Un verdict lourd de conséquences
Le procès en appel de Nicolas Sarkozy, concernant le financement présumé de sa campagne présidentielle de 2007 par la Libye, a pris une tournure émotionnelle intense. Mercredi, l'ancien président a terminé son intervention par un cri du cœur, affirmant qu'il n'avait « pas trahi la confiance des Français » et appelant la justice à l’infirmer de toute culpabilité.
Le président de la cour, Olivier Géron, a appelé une dernière fois Sarkozy à la barre avant de mettre en délibéré la décision, prévue pour le 30 novembre. Ce procès investigate en profondeur les accusations selon lesquelles la campagne de 2007 aurait été financée par des fonds illégaux venant du régime de Mouammar Kadhafi.
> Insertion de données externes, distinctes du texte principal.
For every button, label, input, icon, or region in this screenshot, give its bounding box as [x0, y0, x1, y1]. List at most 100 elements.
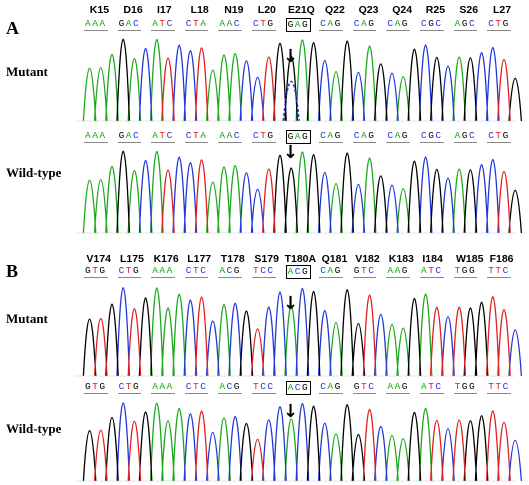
codon-bases: GTG [84, 265, 108, 278]
codon-bases: CTG [252, 18, 276, 31]
codon-bases: CAG [319, 130, 343, 143]
codon-label: Q23 [358, 4, 379, 16]
codon-bases: CTG [117, 265, 142, 278]
codon-bases: AAA [151, 381, 175, 394]
codon-bases: CGC [420, 18, 444, 31]
wildtype-label-a: Wild-type [6, 165, 62, 180]
codon-label: L27 [493, 4, 512, 16]
codon-label: L20 [257, 4, 276, 16]
codon-bases: CAG [319, 381, 343, 394]
down-arrow-icon: ↓ [283, 142, 299, 163]
codon-bases: CTC [184, 381, 209, 394]
trace-a [82, 151, 467, 234]
codon-label: Q24 [392, 4, 413, 16]
codon-bases: GAC [117, 130, 142, 143]
codon-bases: ATC [151, 130, 175, 143]
mutant-peak-dashed [282, 80, 300, 122]
codon-bases: AAA [84, 130, 108, 143]
codon-bases: CTG [117, 381, 142, 394]
codon-label: Q181 [321, 253, 348, 265]
trace-g [116, 38, 523, 122]
codon-bases: TGG [453, 381, 478, 394]
codon-bases: AGC [453, 18, 478, 31]
codon-bases: AAG [386, 265, 410, 278]
codon-label: L18 [190, 4, 209, 16]
wildtype-chromatogram-a [75, 150, 523, 234]
codon-bases: CAG [352, 18, 377, 31]
codon-bases: CAG [386, 18, 410, 31]
codon-label: I184 [422, 253, 443, 265]
codon-bases: AGC [453, 130, 478, 143]
codon-bases: AAG [386, 381, 410, 394]
codon-bases: TGG [453, 265, 478, 278]
trace-t [161, 47, 511, 122]
codon-bases: CTA [184, 130, 209, 143]
codon-bases: ACG [218, 381, 242, 394]
codon-bases: CGC [420, 130, 444, 143]
trace-a [82, 39, 467, 122]
codon-bases: TCC [252, 381, 276, 394]
down-arrow-icon: ↓ [283, 401, 299, 422]
panel-a: A Mutant Wild-type K15 D16 I17 L18 N19 L20 E21… [0, 0, 529, 240]
codon-bases: AAC [218, 18, 242, 31]
codon-label: L175 [120, 253, 144, 265]
mutant-chromatogram-a [75, 38, 523, 122]
trace-c [138, 44, 500, 122]
codon-bases: AAA [84, 18, 108, 31]
codon-label: F186 [489, 253, 514, 265]
codon-bases: CTA [184, 18, 209, 31]
trace-t [93, 408, 511, 482]
codon-bases: GAC [117, 18, 142, 31]
codon-label: S26 [459, 4, 479, 16]
codon-bases: TCC [252, 265, 276, 278]
codon-label: Q22 [325, 4, 345, 16]
codon-bases: ATC [151, 18, 175, 31]
mutant-chromatogram-b [75, 286, 523, 377]
trace-a [149, 287, 433, 377]
codon-label: K183 [388, 253, 414, 265]
codon-bases: CTC [184, 265, 209, 278]
codon-bases: GTC [352, 381, 377, 394]
mutant-label-b: Mutant [6, 311, 48, 326]
codon-bases: ATC [420, 265, 444, 278]
codon-bases: CTG [252, 130, 276, 143]
mutant-label-a: Mutant [6, 64, 48, 79]
codon-bases: GAG [285, 18, 312, 32]
trace-c [116, 402, 523, 482]
trace-g [82, 289, 489, 377]
codon-label: I17 [157, 4, 172, 16]
trace-g [116, 150, 523, 234]
wildtype-label-b: Wild-type [6, 421, 62, 436]
codon-label: V174 [86, 253, 111, 265]
codon-bases: CAG [319, 18, 343, 31]
codon-bases: GTC [352, 265, 377, 278]
down-arrow-icon: ↓ [283, 46, 299, 67]
wildtype-chromatogram-b [75, 402, 523, 482]
codon-bases: ACG [285, 265, 312, 279]
codon-label: N19 [224, 4, 244, 16]
codon-bases: ACG [218, 265, 242, 278]
panel-letter-b: B [6, 261, 19, 281]
codon-label: R25 [425, 4, 446, 16]
codon-bases: CAG [319, 265, 343, 278]
codon-label: K176 [153, 253, 179, 265]
codon-label: L177 [187, 253, 212, 265]
codon-label: T180A [284, 253, 317, 265]
codon-bases: ATC [420, 381, 444, 394]
codon-bases: TTC [487, 381, 511, 394]
codon-bases: ACG [285, 381, 312, 395]
codon-bases: GAG [285, 130, 312, 144]
codon-label: T178 [220, 253, 245, 265]
codon-bases: GTG [84, 381, 108, 394]
codon-bases: TTC [487, 265, 511, 278]
codon-label: V182 [355, 253, 380, 265]
codon-label: S179 [254, 253, 279, 265]
codon-label: E21Q [288, 4, 315, 16]
codon-bases: CAG [352, 130, 377, 143]
codon-bases: AAA [151, 265, 175, 278]
codon-label: K15 [89, 4, 110, 16]
codon-bases: CTG [487, 130, 511, 143]
trace-t [161, 159, 511, 234]
down-arrow-icon: ↓ [283, 293, 299, 314]
panel-b: B Mutant Wild-type V174 L175 K176 L177 T178 S… [0, 245, 529, 485]
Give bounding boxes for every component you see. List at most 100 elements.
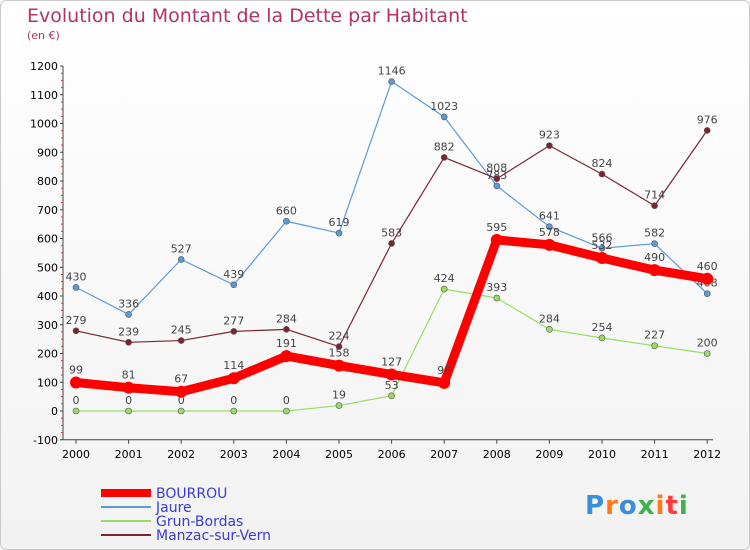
data-label: 808 bbox=[486, 162, 507, 175]
data-label: 53 bbox=[385, 379, 399, 392]
data-label: 0 bbox=[125, 394, 132, 407]
data-label: 641 bbox=[539, 210, 560, 223]
data-point bbox=[438, 376, 451, 389]
data-label: 393 bbox=[486, 281, 507, 294]
y-tick-label: 1100 bbox=[30, 89, 58, 102]
data-point bbox=[230, 328, 238, 335]
data-point bbox=[493, 182, 501, 190]
x-tick-label: 2012 bbox=[693, 448, 721, 461]
data-label: 277 bbox=[223, 314, 244, 327]
data-label: 0 bbox=[73, 394, 80, 407]
data-label: 284 bbox=[539, 312, 560, 325]
data-label: 98 bbox=[437, 364, 451, 377]
legend-label: Grun-Bordas bbox=[156, 514, 243, 530]
logo-letter: i bbox=[678, 491, 689, 521]
chart-unit: (en €) bbox=[27, 29, 60, 42]
data-label: 336 bbox=[118, 297, 139, 310]
data-label: 1146 bbox=[378, 65, 406, 78]
data-label: 460 bbox=[697, 260, 718, 273]
data-point bbox=[227, 372, 240, 385]
data-point bbox=[440, 154, 448, 161]
data-label: 0 bbox=[230, 394, 237, 407]
data-label: 81 bbox=[122, 369, 136, 382]
proxiti-logo: Proxiti bbox=[585, 491, 689, 521]
data-point bbox=[651, 342, 658, 350]
legend-label: Manzac-sur-Vern bbox=[156, 528, 271, 544]
x-tick-label: 2006 bbox=[378, 448, 406, 461]
y-tick-label: 300 bbox=[37, 319, 58, 332]
x-tick-label: 2011 bbox=[641, 448, 669, 461]
data-point bbox=[175, 385, 188, 398]
data-point bbox=[177, 337, 185, 344]
data-point bbox=[177, 407, 185, 415]
x-tick-label: 2001 bbox=[115, 448, 143, 461]
x-tick-label: 2002 bbox=[167, 448, 195, 461]
data-point bbox=[388, 78, 395, 85]
data-label: 660 bbox=[276, 204, 297, 217]
data-point bbox=[333, 359, 345, 372]
data-point bbox=[280, 350, 293, 363]
x-tick-label: 2004 bbox=[272, 448, 300, 461]
data-point bbox=[125, 311, 132, 318]
logo-letter: r bbox=[605, 491, 619, 521]
data-label: 583 bbox=[381, 226, 402, 239]
data-label: 619 bbox=[329, 216, 350, 229]
data-label: 158 bbox=[329, 347, 350, 360]
y-tick-label: 1200 bbox=[30, 60, 58, 73]
data-label: 67 bbox=[174, 373, 188, 386]
y-tick-label: 600 bbox=[37, 233, 58, 246]
data-point bbox=[230, 407, 238, 415]
x-tick-label: 2000 bbox=[62, 448, 90, 461]
data-label: 783 bbox=[486, 169, 507, 182]
x-tick-label: 2010 bbox=[588, 448, 616, 461]
data-point bbox=[493, 175, 501, 182]
data-point bbox=[490, 233, 503, 246]
data-point bbox=[546, 142, 553, 149]
y-tick-label: 200 bbox=[37, 348, 58, 361]
y-tick-label: 400 bbox=[37, 290, 58, 303]
logo-letter: P bbox=[585, 491, 606, 521]
logo-letter: x bbox=[637, 491, 656, 521]
data-label: 976 bbox=[697, 113, 718, 126]
data-point bbox=[72, 407, 80, 415]
data-point bbox=[177, 256, 185, 263]
y-tick-label: 1000 bbox=[30, 118, 58, 131]
data-point bbox=[230, 281, 238, 289]
data-label: 582 bbox=[644, 227, 665, 240]
data-point bbox=[440, 113, 448, 121]
data-point bbox=[335, 343, 343, 350]
data-point bbox=[122, 381, 135, 394]
data-label: 923 bbox=[539, 129, 560, 142]
data-label: 824 bbox=[592, 157, 613, 170]
data-point bbox=[701, 272, 714, 285]
logo-letter: t bbox=[665, 491, 679, 521]
data-label: 1023 bbox=[430, 100, 458, 113]
data-point bbox=[648, 264, 661, 277]
data-label: 532 bbox=[592, 239, 613, 252]
x-tick-label: 2005 bbox=[325, 448, 353, 461]
data-point bbox=[72, 327, 80, 335]
data-point bbox=[493, 294, 501, 302]
data-label: 191 bbox=[276, 337, 297, 350]
y-tick-label: 100 bbox=[37, 376, 58, 389]
series-line bbox=[75, 80, 708, 315]
data-point bbox=[598, 334, 606, 342]
data-point bbox=[703, 127, 711, 134]
x-tick-label: 2007 bbox=[430, 448, 458, 461]
legend-label: BOURROU bbox=[156, 486, 227, 502]
data-point bbox=[598, 170, 606, 178]
data-label: 200 bbox=[697, 337, 718, 350]
y-tick-label: 900 bbox=[37, 146, 58, 159]
x-tick-label: 2003 bbox=[220, 448, 248, 461]
data-point bbox=[335, 229, 343, 237]
logo-letter: o bbox=[618, 491, 638, 521]
data-point bbox=[388, 392, 395, 400]
data-label: 0 bbox=[178, 394, 185, 407]
y-tick-label: 0 bbox=[51, 405, 58, 418]
data-label: 227 bbox=[644, 329, 665, 342]
data-point bbox=[546, 223, 553, 231]
data-label: 578 bbox=[539, 226, 560, 239]
data-point bbox=[598, 244, 606, 252]
data-point bbox=[283, 217, 290, 225]
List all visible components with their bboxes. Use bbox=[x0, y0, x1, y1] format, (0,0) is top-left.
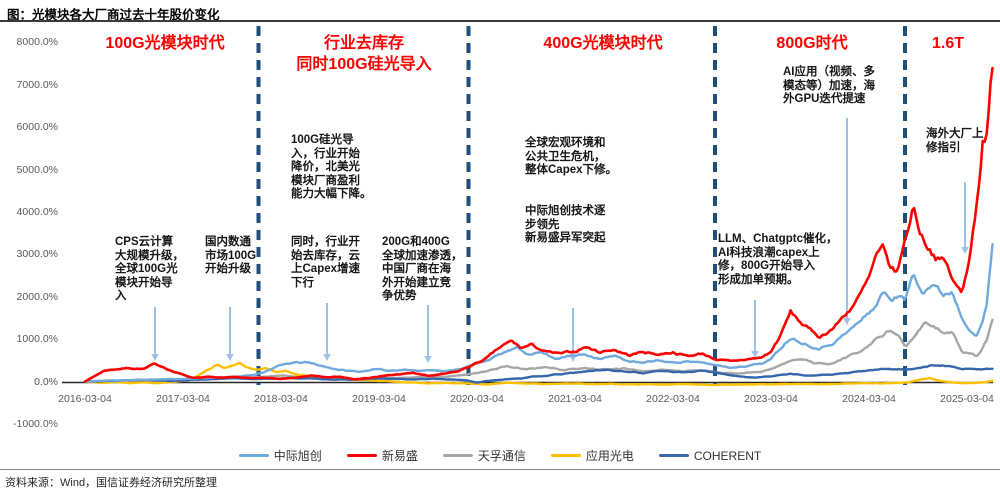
y-tick-label: 0.0% bbox=[34, 375, 58, 388]
legend-label: 中际旭创 bbox=[273, 449, 322, 463]
annotation-text: LLM、Chatgptc催化， AI科技浪潮capex上 修，800G开始导入 … bbox=[718, 233, 838, 286]
x-tick-label: 2022-03-04 bbox=[646, 393, 700, 405]
legend-label: COHERENT bbox=[693, 448, 762, 463]
era-label: 行业去库存 同时100G硅光导入 bbox=[296, 35, 432, 74]
x-tick-label: 2016-03-04 bbox=[58, 393, 112, 405]
y-tick-label: 5000.0% bbox=[16, 163, 58, 176]
legend: 中际旭创 新易盛 天孚通信 应用光电 COHERENT bbox=[0, 447, 1000, 464]
legend-swatch bbox=[550, 454, 581, 457]
annotation-text: AI应用（视频、多 模态等）加速，海 外GPU迭代提速 bbox=[783, 66, 875, 106]
annotation-text: 全球宏观环境和 公共卫生危机， 整体Capex下修。 bbox=[525, 137, 618, 177]
callout-arrowhead bbox=[751, 351, 759, 358]
legend-swatch bbox=[658, 454, 689, 457]
x-tick-label: 2023-03-04 bbox=[744, 393, 798, 405]
x-tick-label: 2017-03-04 bbox=[156, 393, 210, 405]
legend-swatch bbox=[442, 454, 473, 457]
annotation-text: 100G硅光导 入，行业开始 降价，北美光 模块厂商盈利 能力大幅下降。 bbox=[291, 134, 372, 201]
source-note: 资料来源：Wind，国信证券经济研究所整理 bbox=[5, 477, 218, 489]
annotation-text: 中际旭创技术逐 步领先 新易盛异军突起 bbox=[525, 205, 606, 245]
y-tick-label: 2000.0% bbox=[16, 290, 58, 303]
annotation-text: 海外大厂上 修指引 bbox=[926, 128, 984, 154]
callout-arrowhead bbox=[226, 354, 234, 361]
y-tick-label: 1000.0% bbox=[16, 333, 58, 346]
footer-divider bbox=[0, 469, 1000, 470]
legend-label: 天孚通信 bbox=[477, 449, 526, 463]
callout-arrowhead bbox=[843, 318, 851, 325]
annotation-text: CPS云计算 大规模升级， 全球100G光 模块开始导 入 bbox=[115, 236, 184, 303]
callout-arrowhead bbox=[323, 354, 331, 361]
era-label: 1.6T bbox=[931, 35, 965, 52]
figure-title: 图：光模块各大厂商过去十年股价变化 bbox=[7, 8, 220, 22]
x-tick-label: 2021-03-04 bbox=[548, 393, 602, 405]
series-line-新易盛 bbox=[83, 66, 994, 383]
x-tick-label: 2024-03-04 bbox=[842, 393, 896, 405]
annotation-text: 同时，行业开 始去库存，云 上Capex增速 下行 bbox=[291, 236, 361, 289]
callout-arrowhead bbox=[151, 354, 159, 361]
legend-item: COHERENT bbox=[658, 448, 762, 463]
legend-item: 新易盛 bbox=[346, 447, 418, 464]
annotation-text: 国内数通 市场100G 开始升级 bbox=[205, 236, 257, 276]
callout-arrowhead bbox=[424, 356, 432, 363]
callout-arrowhead bbox=[961, 247, 969, 254]
legend-item: 中际旭创 bbox=[238, 447, 322, 464]
x-tick-label: 2019-03-04 bbox=[352, 393, 406, 405]
era-label: 800G时代 bbox=[776, 35, 848, 52]
y-tick-label: 7000.0% bbox=[16, 78, 58, 91]
legend-item: 天孚通信 bbox=[442, 447, 526, 464]
era-label: 100G光模块时代 bbox=[105, 35, 225, 52]
series-line-应用光电 bbox=[83, 361, 994, 387]
y-tick-label: 4000.0% bbox=[16, 205, 58, 218]
legend-swatch bbox=[346, 454, 377, 457]
legend-swatch bbox=[238, 454, 269, 457]
legend-item: 应用光电 bbox=[550, 447, 634, 464]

Sarkozy, bien que relativement calme durant les mois d’audience, a laissé échapper une colère palpable en réponse aux réquisitions du parquet. Ce dernier a demandé une peine de sept ans d'emprisonnement pour « association de malfaiteurs, corruption et financement illégal ». L’ancien président a répliqué : « Ce n'est pas un procès historique, c'est ma vie. Je demande à être jugé pour mes actes et non pour mon image ».
À ce jour, Sarkozy a déjà été condamné à cinq ans de prison en première instance, devenant le premier ancien chef d'État emprisonné en France. Ce chapitre de sa vie, marqué par l'incarcération, l’a profondément marqué : « Je ne vais pas attendre cette décision comme un ancien président, mais comme un homme qui se demande chaque jour s’il retournera en détention », a-t-il confié aux juges.
L’émotion de Sarkozy a atteint son paroxysme lorsqu’il a désigné l’accusation comme « offensante », insistant sur la notion de preuves inexistantes en dépit de quatorze ans d’enquête : « Je ne peux pas croire qu’un homme soit condamné sans preuve ». Cette situation rend d'autant plus délicat le futur de sa carrière politique.
Ses avocats, défendant avec vigueur son cas, ont qualifié le dossier judiciaire de « roman grotesque » et d'« accusations infondées ». Selon eux, il n'existe pas d’éléments concrets pour soutenir les allégations portées contre Sarkozy, mettant ainsi en avant l'absence de preuve tangible concernant les rencontres entre des proches de Sarkozy et des représentants libyens.
Me Christophe Ingrain, l'un de ses avocats, a questionné la logique supposée du prétendu pacte corruptif, arguant que de telles hypothèses ne devraient pas mener à une condamnation. Me Sébastien Schapira a également plaidé pour un jugement basé sur des preuves solides et non sur des conjectures.
Les enjeux sont donc démesurés. Une décision du tribunal marquerait non seulement la carrière de Sarkozy mais soulèverait également des questions sur les pratiques et les relations politiques en France, d’autant plus dans le contexte d’une dictature comme celle de Kadhafi.